Il 29 marzo 2004 la Fai ricompare a Genova firmando la bomba che scuote il commissariato di Sturla, anche se gli inquirenti sono convinti che si tratti di un apocrifo, data una rivendicazione confusa e delirante in alcuni passaggi. Il vero debutto della Federazione avviene il primo marzo 2005, con l’avvio di quella che a tutti gli effetti è la prima vera campagna sotto le insegne Fai, dopo l’enunciato del dicembre 2003. L’esplosione di due bombe in altrettanti cassonetti davanti alle caserme dei carabinieri di Voltri e Pra’ avviene in contemporanea con l’attentato alla caserma Montebello di Milano. Due fogli inviati alla redazione de Il Secolo XIX di Genova descrivono nel dettaglio la composizione degli ordigni, e fanno riferimento a un ordigno «scatola elettrica più dinamite», del quale non si trovò mai traccia, collocato all’interno del teatro Ariston di Sanremo, dove si stava svolgendo il Festival.
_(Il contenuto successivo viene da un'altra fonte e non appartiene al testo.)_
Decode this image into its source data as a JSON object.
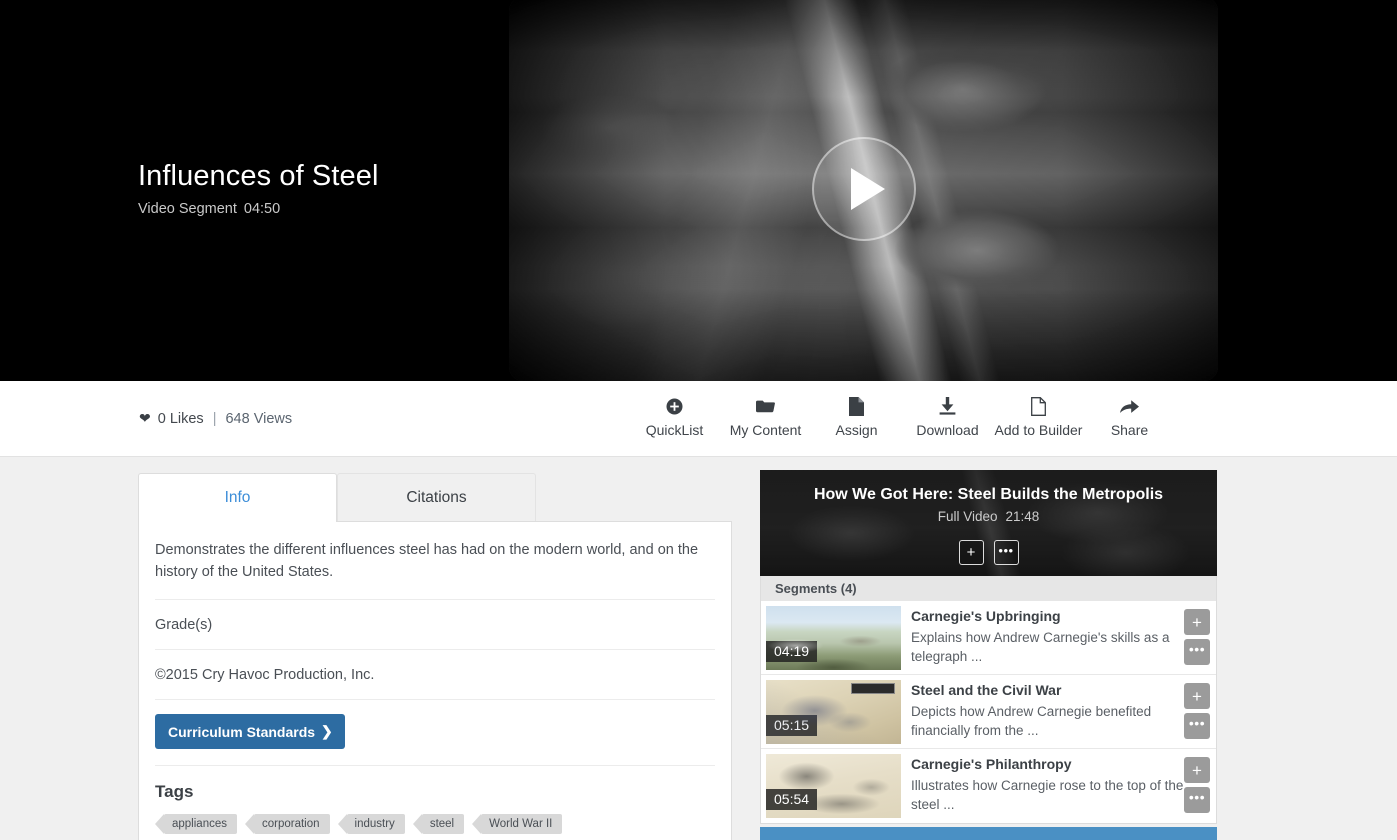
{
  "hero": {
    "title": "Influences of Steel",
    "type_label": "Video Segment",
    "duration": "04:50",
    "play_label": "play-button"
  },
  "stats": {
    "likes": "0 Likes",
    "separator": "|",
    "views": "648 Views",
    "heart_icon": "heart-icon"
  },
  "actions": [
    {
      "label": "QuickList",
      "icon": "plus-circle-icon"
    },
    {
      "label": "My Content",
      "icon": "folder-icon"
    },
    {
      "label": "Assign",
      "icon": "document-icon"
    },
    {
      "label": "Download",
      "icon": "download-icon"
    },
    {
      "label": "Add to Builder",
      "icon": "page-outline-icon"
    },
    {
      "label": "Share",
      "icon": "share-arrow-icon"
    }
  ],
  "tabs": [
    {
      "label": "Info",
      "active": true
    },
    {
      "label": "Citations",
      "active": false
    }
  ],
  "info": {
    "description": "Demonstrates the different influences steel has had on the modern world, and on the history of the United States.",
    "grades_label": "Grade(s)",
    "copyright": "©2015 Cry Havoc Production, Inc.",
    "standards_button": "Curriculum Standards",
    "standards_chevron": "❯",
    "tags_title": "Tags",
    "tags": [
      "appliances",
      "corporation",
      "industry",
      "steel",
      "World War II"
    ]
  },
  "related": {
    "title": "How We Got Here: Steel Builds the Metropolis",
    "type_label": "Full Video",
    "duration": "21:48",
    "add_button": "+",
    "more_button": "•••"
  },
  "segments_header": "Segments (4)",
  "segments": [
    {
      "title": "Carnegie's Upbringing",
      "description": "Explains how Andrew Carnegie's skills as a telegraph ...",
      "duration": "04:19",
      "add_button": "+",
      "more_button": "•••"
    },
    {
      "title": "Steel and the Civil War",
      "description": "Depicts how Andrew Carnegie benefited financially from the ...",
      "duration": "05:15",
      "add_button": "+",
      "more_button": "•••"
    },
    {
      "title": "Carnegie's Philanthropy",
      "description": "Illustrates how Carnegie rose to the top of the steel ...",
      "duration": "05:54",
      "add_button": "+",
      "more_button": "•••"
    }
  ],
  "colors": {
    "accent_blue": "#3b8dd8",
    "button_blue": "#2d6ca2",
    "bar_blue": "#4a90c4",
    "hero_bg": "#000000",
    "body_bg": "#f0f0f0"
  }
}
L’operazione, denominata «Viva Villa», con riferimento all’eroe della rivoluzione messicana e al reuccio della canzone italiana, era dedicata a Marcello Lonzi, un ragazzo morto nel 2003 in carcere a Livorno, e citava una lunga serie di detenuti anarchici, italiani, spagnoli e greci. Doveva essere «un monito al sistema del privilegio e del dominio», è ancora adesso un mistero. Sanremo venne setacciata in lungo e in largo, senza trovare nulla, e ancora oggi non si capisce se quel mancato attentato, dato come avvenuto nella rivendicazione, sia frutto di una rinuncia improvvisa o di una strategia volta a tenere sulla corda uno degli eventi più seguiti dagli italiani. Ma il documento «sanremese» contiene anche un secondo foglio, un allegato, chiamiamolo così, intitolato «Chi siamo», dove si rielaborano le linee guide dell’organizzazione, che si definisce «parcellizzata e priva di strutture». «Preferiamo adattarci a una forma federativa priva di centro decisionale – continua il testo – dove si diviene militanti solo nel momento specifico dell’azione e della sua preparazione».
Nel novembre 2005 la vicenda del plico esplosivo destinato all’allora sindaco di Bologna, Sergio Cofferati, ha un prologo curioso. Il giorno prima dell’arrivo della lettera, spedita da Milano, una telefonata anonima a Genova annuncia la presenza di un’autobomba sotto casa della fidanzata dell’ex segretario generale della Cgil. Magari è una coincidenza, magari la conferma del fatto che la breve vita e le opere della Fai si svolgono tra queste due città, con Milano a fare da terzo lato del triangolo. L’attentato del dicembre 2009 alla Bocconi è l’ultimo di un certo spessore a venire rivendicato con questa sigla. Poi, due anni abbondanti di silenzio e di basso profilo. Fino agli spari contro l’ingegner Roberto Adinolfi, il salto di qualità enunciato per la prima volta proprio a Genova, in quell’ormai lontana riunione della Fai. I nipoti di Paperino sono cresciuti, e adesso usano la pistola.